I’m running a week behind on my general conference odyssey posts, so I’m going to be posting two posts this week.
In the Sunday Morning session, there was a strong focus on the importance of honesty and integrity that really stuck out to me.
Elder Perry told of a professor who gave his students very special instructions before a difficult exam:
In giving an examination one day, a trigonometry teacher said, “Today I am going to give you two examinations: one in trigonometry and one in honesty. I hope you will pass them both. But if you must fail one, let it be trigonometry. For there are many good men in the world today who cannot pass an examination in trigonometry but there are no good men in the world today who cannot pass an examination in honesty.”
Honesty is a virtue that is unfortunately underrated in today’s society. It has become far more acceptable for politicians and media personalities to lie with abandon. Unfortunately, this has led to the fatal undermining of trust.

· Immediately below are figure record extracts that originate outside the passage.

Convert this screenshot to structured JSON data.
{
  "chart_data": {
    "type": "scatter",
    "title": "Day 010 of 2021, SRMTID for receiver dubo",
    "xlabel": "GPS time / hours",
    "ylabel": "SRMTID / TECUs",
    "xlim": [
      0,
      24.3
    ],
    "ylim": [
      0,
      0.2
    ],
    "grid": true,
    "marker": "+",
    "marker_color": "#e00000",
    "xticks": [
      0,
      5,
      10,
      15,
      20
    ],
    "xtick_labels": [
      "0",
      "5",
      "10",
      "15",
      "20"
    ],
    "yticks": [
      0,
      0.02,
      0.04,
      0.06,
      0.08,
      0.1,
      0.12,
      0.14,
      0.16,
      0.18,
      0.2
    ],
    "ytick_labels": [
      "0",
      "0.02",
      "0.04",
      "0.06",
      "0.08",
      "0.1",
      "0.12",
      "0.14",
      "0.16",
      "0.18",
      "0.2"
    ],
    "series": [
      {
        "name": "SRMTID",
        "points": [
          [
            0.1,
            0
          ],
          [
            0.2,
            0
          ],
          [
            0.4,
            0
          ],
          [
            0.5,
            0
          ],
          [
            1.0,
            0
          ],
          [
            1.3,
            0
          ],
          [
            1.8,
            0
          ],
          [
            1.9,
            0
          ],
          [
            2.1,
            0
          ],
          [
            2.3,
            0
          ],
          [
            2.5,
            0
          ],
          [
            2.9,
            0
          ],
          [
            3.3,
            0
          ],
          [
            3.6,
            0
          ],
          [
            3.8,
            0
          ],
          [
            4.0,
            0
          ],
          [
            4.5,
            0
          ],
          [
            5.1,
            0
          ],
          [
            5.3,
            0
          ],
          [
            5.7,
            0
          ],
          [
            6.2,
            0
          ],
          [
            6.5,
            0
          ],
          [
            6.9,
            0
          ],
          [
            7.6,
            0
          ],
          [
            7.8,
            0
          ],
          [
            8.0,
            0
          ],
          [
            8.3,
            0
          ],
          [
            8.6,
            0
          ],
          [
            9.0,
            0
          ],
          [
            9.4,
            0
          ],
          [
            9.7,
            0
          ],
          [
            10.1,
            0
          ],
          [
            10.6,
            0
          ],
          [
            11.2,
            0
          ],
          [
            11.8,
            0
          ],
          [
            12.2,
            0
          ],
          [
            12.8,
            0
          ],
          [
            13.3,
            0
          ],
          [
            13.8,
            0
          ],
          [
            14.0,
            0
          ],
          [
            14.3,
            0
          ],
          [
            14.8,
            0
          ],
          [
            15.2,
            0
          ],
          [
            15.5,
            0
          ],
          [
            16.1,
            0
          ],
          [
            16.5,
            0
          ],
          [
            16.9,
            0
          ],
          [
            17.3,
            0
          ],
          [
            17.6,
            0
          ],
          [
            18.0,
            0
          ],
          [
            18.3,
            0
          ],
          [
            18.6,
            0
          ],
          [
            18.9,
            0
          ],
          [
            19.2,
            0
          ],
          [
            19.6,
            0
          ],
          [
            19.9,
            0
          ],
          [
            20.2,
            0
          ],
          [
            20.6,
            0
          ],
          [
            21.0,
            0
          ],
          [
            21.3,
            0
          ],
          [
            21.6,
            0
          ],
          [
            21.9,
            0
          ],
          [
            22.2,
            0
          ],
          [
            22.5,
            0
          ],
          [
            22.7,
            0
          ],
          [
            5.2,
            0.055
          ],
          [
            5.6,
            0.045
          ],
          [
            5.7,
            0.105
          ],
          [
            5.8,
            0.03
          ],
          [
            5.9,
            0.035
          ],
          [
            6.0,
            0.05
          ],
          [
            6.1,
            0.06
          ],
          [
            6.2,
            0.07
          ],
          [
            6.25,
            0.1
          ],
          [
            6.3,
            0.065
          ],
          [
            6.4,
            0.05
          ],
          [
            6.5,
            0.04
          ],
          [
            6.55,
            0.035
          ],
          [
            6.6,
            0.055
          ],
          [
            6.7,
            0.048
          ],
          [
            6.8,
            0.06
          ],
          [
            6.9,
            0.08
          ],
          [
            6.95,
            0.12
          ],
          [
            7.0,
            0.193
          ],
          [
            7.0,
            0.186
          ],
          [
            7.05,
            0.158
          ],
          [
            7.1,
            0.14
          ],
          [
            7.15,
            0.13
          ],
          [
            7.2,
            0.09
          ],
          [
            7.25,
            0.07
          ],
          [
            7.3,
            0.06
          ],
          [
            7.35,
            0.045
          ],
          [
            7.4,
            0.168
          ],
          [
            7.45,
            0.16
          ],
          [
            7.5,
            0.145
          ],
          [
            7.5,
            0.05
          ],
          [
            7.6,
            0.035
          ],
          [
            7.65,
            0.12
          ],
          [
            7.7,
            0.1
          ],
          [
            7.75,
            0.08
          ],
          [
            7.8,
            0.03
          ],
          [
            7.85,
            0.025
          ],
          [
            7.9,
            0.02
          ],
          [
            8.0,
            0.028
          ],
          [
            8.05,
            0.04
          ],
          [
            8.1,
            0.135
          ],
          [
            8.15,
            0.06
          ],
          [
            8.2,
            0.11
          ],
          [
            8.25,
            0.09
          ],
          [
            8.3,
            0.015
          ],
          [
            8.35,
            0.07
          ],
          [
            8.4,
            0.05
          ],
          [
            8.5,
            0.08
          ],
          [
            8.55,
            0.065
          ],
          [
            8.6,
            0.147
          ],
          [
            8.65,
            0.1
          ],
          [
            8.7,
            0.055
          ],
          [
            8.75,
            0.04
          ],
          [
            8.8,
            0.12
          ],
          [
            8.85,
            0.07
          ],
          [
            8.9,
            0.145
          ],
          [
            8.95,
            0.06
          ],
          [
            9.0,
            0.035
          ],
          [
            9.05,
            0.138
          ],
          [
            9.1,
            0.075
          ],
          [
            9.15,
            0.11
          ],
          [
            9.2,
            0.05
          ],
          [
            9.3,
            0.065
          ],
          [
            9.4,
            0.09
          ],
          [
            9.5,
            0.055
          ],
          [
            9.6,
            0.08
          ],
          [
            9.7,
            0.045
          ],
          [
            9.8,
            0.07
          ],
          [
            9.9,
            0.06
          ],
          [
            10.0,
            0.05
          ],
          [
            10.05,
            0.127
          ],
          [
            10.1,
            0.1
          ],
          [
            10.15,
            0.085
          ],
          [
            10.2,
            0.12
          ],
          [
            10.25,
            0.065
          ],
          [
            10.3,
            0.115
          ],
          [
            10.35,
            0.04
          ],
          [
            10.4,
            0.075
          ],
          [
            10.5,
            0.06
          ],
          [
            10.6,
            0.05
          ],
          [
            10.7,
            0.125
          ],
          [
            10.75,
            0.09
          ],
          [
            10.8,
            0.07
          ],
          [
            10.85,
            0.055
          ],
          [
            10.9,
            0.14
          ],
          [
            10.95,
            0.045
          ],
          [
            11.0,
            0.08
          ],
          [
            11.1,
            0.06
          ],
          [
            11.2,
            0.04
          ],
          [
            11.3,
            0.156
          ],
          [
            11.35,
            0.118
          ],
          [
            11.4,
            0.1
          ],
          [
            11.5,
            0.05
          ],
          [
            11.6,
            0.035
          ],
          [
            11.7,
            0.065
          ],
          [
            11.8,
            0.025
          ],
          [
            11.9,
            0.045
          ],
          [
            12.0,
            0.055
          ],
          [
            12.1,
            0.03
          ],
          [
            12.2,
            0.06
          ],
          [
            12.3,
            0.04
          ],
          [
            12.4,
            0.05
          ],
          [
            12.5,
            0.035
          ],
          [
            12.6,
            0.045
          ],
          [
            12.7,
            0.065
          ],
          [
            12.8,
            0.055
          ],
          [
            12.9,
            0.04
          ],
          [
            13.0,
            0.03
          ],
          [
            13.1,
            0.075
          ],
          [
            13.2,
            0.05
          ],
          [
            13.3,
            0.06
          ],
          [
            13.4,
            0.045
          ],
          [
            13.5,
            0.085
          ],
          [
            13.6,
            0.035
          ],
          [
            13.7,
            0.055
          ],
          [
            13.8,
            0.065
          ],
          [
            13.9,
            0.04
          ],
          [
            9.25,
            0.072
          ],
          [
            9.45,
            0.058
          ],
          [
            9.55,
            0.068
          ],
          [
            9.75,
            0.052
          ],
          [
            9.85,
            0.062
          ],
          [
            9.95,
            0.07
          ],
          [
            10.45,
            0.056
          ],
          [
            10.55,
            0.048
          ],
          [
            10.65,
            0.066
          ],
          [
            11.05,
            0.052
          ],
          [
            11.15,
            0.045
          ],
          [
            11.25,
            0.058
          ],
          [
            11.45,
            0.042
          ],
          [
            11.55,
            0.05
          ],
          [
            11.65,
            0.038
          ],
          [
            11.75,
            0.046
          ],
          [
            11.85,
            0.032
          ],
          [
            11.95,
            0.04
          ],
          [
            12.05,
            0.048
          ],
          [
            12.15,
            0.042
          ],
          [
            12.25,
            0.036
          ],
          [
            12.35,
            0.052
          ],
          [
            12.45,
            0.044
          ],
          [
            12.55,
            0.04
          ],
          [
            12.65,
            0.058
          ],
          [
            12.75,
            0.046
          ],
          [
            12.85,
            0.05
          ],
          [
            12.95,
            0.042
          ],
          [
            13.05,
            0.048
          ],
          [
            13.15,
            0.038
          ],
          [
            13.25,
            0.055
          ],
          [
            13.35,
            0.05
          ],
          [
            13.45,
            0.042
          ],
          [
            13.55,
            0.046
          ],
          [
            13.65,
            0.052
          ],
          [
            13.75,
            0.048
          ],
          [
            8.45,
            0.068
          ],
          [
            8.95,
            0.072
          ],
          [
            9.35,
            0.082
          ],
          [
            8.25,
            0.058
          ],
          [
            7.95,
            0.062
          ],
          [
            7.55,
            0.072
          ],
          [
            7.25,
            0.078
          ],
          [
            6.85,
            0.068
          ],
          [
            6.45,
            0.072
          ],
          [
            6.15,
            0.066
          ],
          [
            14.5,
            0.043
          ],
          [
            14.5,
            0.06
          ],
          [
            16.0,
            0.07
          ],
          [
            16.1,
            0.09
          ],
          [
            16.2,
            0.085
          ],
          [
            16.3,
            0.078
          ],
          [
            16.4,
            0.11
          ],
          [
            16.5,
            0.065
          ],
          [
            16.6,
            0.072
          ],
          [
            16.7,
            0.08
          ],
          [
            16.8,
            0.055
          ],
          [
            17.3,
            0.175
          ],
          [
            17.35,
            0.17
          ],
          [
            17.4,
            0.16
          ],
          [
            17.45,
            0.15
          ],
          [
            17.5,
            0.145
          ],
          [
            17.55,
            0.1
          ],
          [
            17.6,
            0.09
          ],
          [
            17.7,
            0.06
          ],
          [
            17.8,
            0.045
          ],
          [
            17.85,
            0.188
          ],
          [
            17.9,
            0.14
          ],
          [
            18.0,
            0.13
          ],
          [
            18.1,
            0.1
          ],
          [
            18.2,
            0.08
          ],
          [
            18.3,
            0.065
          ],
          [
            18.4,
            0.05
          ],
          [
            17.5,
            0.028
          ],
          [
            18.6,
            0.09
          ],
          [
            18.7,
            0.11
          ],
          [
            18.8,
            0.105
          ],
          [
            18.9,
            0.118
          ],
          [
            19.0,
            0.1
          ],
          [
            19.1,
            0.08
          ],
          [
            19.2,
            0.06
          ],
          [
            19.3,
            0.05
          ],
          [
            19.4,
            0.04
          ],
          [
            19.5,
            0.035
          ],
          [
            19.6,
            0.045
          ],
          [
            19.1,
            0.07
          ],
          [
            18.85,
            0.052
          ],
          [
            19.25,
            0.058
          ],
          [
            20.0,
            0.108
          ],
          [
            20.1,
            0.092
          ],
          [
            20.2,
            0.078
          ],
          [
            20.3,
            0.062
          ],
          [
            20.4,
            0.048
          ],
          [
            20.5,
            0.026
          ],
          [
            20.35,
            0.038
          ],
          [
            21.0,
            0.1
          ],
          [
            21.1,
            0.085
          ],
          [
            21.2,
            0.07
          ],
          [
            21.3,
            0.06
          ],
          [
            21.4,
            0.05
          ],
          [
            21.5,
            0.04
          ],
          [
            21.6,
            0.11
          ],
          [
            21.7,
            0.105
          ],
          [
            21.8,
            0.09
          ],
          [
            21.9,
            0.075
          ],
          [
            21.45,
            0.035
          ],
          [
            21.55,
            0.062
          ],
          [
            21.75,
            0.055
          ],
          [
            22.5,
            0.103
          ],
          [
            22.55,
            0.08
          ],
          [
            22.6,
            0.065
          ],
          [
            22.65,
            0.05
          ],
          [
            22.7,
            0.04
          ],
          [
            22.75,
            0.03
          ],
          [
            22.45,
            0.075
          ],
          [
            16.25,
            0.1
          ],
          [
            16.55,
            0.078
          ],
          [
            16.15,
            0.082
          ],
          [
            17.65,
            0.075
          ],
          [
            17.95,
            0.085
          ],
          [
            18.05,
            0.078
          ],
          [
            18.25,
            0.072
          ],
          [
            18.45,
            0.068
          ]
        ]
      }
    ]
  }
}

If these words were true in the shadow of Watergate, they are even more true today:
Every healthy society needs a common core of values based on the divine law of the Lord. This core of values should be a fundamental upon which all laws governing human conduct are based. Societies which have governed themselves by this fundamental set of values have found peace, prosperity, joy, beauty, morality and fulfillment. Societies which have thought themselves beyond these basic principles have literally destroyed themselves.
Are we not now seeing in our society today the lack of a responsiveness to teach these basic values? Are we not seeing a growing harvest of public and private crime, irresponsibility, vandalism, shoddy work, immorality and the lack of personal discipline? Because of our unwillingness to get involved in the preservation of these values, small, radical, Godless groups are literally stealing from us our rights to enjoy the freedom to choose our own value system.
Elder/President Gordon B. Hinckley also spoke on a similar theme:
In our childhood we were told the stories of George Washington’s confessing to chopping down the cherry tree and Abraham Lincoln’s walking a great distance to return a small coin to its rightful owner. But clever debunkers in their unrighteous zeal have destroyed faith in such honesty; the media in all too many cases have paraded before us a veritable procession of deception in its many ugly forms.
What was once controlled by the moral and ethical standards of the people, we now seek to handle by public law. And so the statutes multiply, enforcement agencies consume ever-increasing billions, prison facilities are constantly expanded, but the torrent of dishonesty pours on and grows in volume.
In a society where trust is corroded, there is no common source for information, values, and guidance. The dissonance that results tends to destroy the social fabric and lead to conflict.
In the Church, we are blessed to have a single source of moral and spiritual authority. Great efforts are taken to shake confidence in our leaders because a loss of trust in our leaders fatally undermines the Church. We need to resist that temptation.
We also have an obligation to be an example of honest, rectitude and trust to those around us. We must be people of unquestionable integrity in order to stand against the increasing loss of integrity in society.